Une progression de 770 % en deux ans
Le site industriel, installé dans la zone franche de Lekki à proximité de Lagos, a atteint son rythme de production maximal en février 2026, avec une capacité de traitement de 650 000 barils de pétrole par jour. Ses exportations de kérosène sont passées de 18 000 barils quotidiens en avril 2024 à 158 000 barils en avril 2026, d’après Kpler. Platts, filiale de S&P Global Commodity Insights, a recensé la raffinerie comme premier exportateur mondial de carburant aviation en avril 2026.
L’Afrique de l’Ouest dans son ensemble a vu ses exportations de distillats vers l’Europe doubler en un an pour atteindre 125 000 barils par jour, la majeure partie de cette hausse provenant des cargaisons nigérianes, selon le cabinet Vortexa. Les importations européennes en provenance du Moyen-Orient ont chuté à 40 000 barils par jour en mai 2026, leur plus bas niveau en dix ans sur la série de données de Vortexa, dans un contexte de tensions liées au détroit d’Ormuz.
Rotterdam, premier point d’ancrage du carburant nigérian
Les premières cargaisons de kérosène nigérian à destination de Rotterdam, aux Pays-Bas, remontent à 2024, alors que les acheteurs européens cherchaient des alternatives aux approvisionnements russes. Sjaak Poppe, porte-parole de l’Autorité portuaire de Rotterdam, avait alors décrit la taille de l’installation comme « impressionnante », tout en précisant qu’elle resterait insuffisante face à la demande totale des Pays-Bas et de l’Europe.

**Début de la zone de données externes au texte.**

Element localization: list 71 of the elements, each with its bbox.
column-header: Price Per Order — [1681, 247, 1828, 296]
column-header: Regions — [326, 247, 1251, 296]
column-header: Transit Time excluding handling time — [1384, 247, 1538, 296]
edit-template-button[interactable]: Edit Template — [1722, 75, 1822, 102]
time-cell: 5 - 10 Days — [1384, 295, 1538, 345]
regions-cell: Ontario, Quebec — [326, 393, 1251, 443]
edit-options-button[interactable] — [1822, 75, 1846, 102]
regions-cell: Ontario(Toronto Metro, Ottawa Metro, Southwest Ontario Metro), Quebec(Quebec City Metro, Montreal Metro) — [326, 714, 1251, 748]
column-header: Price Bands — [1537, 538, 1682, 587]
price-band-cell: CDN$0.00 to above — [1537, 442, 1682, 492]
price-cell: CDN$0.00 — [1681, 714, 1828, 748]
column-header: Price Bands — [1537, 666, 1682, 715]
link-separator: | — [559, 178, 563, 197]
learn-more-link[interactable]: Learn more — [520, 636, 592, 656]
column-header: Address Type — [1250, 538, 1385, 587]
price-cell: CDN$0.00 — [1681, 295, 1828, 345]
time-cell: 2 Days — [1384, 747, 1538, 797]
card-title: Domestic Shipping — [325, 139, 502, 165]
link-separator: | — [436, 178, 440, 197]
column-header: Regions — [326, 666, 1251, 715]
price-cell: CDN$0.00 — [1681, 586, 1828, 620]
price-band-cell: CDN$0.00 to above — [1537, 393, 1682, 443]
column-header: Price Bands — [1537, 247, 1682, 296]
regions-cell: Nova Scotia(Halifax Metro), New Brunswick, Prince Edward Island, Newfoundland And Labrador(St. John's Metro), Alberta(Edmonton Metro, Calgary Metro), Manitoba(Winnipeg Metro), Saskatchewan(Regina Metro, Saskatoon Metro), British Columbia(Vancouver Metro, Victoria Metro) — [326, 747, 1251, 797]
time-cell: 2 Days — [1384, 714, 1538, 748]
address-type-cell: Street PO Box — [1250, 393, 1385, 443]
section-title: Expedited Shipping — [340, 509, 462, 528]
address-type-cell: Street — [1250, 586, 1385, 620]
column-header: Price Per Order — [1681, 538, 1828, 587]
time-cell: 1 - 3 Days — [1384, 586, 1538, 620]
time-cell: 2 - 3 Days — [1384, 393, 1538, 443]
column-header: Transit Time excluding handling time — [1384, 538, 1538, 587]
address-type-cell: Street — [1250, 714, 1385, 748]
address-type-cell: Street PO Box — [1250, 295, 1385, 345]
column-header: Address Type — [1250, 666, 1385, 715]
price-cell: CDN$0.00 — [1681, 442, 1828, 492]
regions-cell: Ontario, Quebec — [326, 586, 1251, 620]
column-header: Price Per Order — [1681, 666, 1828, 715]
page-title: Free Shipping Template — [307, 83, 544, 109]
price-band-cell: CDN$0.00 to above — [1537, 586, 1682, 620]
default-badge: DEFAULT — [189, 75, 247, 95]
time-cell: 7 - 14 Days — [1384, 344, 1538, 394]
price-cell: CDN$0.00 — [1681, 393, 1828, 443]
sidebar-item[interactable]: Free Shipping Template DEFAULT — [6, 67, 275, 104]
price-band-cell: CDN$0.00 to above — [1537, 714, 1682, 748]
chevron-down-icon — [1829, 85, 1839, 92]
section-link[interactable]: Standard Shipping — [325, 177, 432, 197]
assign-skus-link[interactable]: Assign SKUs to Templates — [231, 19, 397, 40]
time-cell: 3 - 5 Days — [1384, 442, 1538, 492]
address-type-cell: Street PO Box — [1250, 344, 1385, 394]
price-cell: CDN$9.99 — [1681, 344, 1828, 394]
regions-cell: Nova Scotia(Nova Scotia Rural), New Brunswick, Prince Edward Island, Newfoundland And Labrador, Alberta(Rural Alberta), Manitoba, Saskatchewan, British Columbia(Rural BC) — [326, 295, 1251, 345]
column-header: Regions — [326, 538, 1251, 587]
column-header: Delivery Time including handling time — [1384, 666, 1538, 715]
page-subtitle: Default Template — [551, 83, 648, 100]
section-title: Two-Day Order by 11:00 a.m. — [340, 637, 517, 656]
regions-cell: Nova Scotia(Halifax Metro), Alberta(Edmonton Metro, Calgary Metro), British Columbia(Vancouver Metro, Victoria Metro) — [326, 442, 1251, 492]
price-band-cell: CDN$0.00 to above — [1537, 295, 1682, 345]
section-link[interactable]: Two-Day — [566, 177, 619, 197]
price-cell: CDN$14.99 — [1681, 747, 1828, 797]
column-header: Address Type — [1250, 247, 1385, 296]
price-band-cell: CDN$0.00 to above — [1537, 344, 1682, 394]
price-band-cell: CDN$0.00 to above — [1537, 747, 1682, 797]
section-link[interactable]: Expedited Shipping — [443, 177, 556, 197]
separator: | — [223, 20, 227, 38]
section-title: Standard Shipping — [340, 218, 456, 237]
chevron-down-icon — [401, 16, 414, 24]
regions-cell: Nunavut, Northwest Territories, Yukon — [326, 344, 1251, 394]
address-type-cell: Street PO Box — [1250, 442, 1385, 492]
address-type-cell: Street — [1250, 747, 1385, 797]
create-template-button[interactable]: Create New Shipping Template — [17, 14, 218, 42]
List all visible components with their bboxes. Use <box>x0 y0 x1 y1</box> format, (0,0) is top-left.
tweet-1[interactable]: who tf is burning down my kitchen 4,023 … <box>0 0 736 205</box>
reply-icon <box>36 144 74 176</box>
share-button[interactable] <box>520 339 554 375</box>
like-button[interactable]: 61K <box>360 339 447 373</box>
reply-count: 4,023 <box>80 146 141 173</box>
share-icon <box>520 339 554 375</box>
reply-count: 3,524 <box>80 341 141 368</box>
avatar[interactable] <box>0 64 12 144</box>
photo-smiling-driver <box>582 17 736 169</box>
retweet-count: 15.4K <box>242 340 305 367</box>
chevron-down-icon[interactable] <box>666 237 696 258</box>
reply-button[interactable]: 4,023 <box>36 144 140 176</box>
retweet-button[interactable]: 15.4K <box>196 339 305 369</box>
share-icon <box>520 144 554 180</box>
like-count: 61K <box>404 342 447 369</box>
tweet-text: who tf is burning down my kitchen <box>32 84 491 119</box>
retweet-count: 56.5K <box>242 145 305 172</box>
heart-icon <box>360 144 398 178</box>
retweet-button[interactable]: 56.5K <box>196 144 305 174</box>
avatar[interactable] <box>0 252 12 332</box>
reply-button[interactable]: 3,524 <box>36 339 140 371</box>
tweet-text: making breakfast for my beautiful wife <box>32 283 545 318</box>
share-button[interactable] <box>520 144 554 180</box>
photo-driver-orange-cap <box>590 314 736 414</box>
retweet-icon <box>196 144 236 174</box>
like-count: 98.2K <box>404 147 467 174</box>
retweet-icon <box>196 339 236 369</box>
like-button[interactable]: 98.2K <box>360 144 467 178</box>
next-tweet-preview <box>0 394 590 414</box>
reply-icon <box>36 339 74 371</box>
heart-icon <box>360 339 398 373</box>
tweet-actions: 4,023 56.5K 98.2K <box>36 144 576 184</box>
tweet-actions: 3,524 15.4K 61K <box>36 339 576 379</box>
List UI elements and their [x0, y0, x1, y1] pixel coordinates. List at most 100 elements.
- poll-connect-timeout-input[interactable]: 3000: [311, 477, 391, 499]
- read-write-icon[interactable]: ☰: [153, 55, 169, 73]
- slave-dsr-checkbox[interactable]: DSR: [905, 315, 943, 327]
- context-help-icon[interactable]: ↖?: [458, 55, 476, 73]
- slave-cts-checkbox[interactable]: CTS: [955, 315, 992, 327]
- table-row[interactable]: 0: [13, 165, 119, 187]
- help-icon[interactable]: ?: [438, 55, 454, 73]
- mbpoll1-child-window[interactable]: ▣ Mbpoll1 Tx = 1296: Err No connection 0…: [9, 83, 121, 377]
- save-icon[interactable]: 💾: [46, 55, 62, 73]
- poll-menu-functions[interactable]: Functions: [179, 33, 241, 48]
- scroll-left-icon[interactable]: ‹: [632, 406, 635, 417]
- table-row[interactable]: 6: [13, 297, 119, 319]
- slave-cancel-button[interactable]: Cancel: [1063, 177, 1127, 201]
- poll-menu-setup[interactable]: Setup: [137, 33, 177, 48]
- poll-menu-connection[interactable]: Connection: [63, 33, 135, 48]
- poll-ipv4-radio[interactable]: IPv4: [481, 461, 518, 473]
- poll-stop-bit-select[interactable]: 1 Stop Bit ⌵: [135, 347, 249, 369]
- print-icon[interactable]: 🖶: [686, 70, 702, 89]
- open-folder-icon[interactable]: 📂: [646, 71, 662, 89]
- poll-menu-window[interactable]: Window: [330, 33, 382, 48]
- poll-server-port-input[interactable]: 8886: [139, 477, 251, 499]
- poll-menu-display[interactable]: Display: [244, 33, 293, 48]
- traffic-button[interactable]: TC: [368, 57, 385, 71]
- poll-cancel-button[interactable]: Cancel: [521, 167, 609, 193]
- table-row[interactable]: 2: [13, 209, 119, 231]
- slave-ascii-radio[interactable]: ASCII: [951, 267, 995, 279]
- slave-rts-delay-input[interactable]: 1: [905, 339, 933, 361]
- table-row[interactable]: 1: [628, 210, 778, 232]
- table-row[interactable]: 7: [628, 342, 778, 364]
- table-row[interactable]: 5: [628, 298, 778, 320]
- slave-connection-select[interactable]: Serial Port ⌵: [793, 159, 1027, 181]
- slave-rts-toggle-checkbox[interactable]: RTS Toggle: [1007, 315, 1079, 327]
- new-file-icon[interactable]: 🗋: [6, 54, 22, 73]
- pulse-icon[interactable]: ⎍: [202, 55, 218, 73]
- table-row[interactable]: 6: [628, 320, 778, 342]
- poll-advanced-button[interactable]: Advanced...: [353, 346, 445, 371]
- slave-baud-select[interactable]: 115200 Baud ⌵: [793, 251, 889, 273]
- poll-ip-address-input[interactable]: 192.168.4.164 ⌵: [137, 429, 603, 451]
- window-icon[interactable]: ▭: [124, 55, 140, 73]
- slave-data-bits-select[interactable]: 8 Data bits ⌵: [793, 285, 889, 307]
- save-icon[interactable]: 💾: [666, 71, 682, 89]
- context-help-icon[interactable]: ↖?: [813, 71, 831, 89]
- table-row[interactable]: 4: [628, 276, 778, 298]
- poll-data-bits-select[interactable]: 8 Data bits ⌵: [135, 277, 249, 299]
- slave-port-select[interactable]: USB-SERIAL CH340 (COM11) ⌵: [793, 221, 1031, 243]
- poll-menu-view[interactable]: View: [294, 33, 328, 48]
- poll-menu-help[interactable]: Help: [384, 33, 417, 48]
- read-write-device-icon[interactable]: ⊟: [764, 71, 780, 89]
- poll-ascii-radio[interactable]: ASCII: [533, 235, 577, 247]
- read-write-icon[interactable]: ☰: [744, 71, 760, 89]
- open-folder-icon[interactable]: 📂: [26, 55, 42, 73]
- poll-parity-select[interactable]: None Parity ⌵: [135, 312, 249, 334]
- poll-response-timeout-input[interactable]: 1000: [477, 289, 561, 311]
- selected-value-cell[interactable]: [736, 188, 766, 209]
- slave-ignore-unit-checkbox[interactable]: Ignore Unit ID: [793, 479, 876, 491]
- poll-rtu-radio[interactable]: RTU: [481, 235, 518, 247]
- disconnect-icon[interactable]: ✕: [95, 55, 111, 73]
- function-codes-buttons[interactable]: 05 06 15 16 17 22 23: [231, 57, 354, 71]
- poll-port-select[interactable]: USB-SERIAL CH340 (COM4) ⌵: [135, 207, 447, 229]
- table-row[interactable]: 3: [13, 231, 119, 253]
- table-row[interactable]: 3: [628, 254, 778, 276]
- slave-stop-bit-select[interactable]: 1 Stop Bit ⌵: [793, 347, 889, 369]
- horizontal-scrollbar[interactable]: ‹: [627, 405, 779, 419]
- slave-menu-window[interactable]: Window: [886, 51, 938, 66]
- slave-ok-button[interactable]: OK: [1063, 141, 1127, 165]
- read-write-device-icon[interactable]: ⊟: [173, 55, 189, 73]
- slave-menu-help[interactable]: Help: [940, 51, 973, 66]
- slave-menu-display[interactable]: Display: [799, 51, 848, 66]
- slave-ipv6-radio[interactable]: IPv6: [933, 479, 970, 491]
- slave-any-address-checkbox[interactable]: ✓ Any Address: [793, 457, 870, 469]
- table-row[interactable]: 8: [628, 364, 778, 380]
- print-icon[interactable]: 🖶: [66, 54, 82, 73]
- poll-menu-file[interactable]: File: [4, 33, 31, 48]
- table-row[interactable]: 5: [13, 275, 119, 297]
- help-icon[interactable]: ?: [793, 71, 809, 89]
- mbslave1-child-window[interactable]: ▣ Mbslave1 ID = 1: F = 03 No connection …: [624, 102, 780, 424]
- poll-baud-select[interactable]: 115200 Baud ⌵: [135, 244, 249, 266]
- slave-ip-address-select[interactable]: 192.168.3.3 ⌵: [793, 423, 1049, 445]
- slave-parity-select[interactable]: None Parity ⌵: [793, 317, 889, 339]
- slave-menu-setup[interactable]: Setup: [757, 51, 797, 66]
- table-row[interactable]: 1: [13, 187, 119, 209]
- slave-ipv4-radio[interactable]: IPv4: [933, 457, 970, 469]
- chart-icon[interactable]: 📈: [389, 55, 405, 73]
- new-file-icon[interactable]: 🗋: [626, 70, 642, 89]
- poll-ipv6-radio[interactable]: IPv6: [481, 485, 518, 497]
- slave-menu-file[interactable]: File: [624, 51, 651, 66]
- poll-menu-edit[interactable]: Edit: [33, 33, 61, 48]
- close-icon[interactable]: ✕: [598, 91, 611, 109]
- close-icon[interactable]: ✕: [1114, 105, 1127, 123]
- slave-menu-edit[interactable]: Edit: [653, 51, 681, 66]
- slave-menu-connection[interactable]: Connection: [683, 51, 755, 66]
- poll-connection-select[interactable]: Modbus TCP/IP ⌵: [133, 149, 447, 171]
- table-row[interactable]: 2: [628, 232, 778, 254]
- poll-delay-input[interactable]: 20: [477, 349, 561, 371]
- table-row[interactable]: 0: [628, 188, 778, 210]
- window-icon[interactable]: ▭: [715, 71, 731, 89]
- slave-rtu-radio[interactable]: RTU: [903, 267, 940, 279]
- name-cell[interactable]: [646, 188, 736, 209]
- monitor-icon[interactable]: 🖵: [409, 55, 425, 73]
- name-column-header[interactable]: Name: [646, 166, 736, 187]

Le groupe Dangote, par la voix de son porte-parole Anthony Chiejina, a indiqué avoir déjà livré 450 000 tonnes de carburant à douze pays africains confrontés à des pénuries avant d’élargir ses expéditions vers l’Europe. La société produit et fournit de l’essence et du diesel en quantités équivalentes, en plus du kérosène.
Des tensions internes au Nigeria
Cette stratégie d’exportation prioritaire vers les marchés à marge élevée a généré des frictions sur le marché intérieur nigérian. L’Airline Operators of Nigeria (AON) indique que la raffinerie fournit plus de 95 % du carburant Jet A1 consommé au Nigeria, tandis que les compagnies aériennes locales rapportent des hausses tarifaires et des pénuries dans les aéroports de Lagos, Abuja et Port Harcourt. La Nigerian Midstream and Downstream Petroleum Regulatory Authority (NMDPRA) est sollicitée par plusieurs opérateurs du secteur pour instaurer un mécanisme d’allocation prioritaire au marché domestique.
La raffinerie nigériane, à l’inverse, a réduit ses expéditions vers les États-Unis : ses exportations vers ce marché sont retombées à 14 000 barils par jour après un pic de 55 000 barils en février 2025, signe d’une réorientation rapide des flux selon les opportunités de marge identifiées par le groupe.
Le Dangote Group a confirmé un plan d’investissement de 40 milliards de dollars sur cinq ans, incluant un programme d’extension des capacités de la raffinerie sur un horizon de trois ans, selon les déclarations rapportées par S&P Global. Une introduction en bourse portant sur environ 10 % du capital du site, répartie sur plusieurs places financières africaines, est annoncée pour 2026.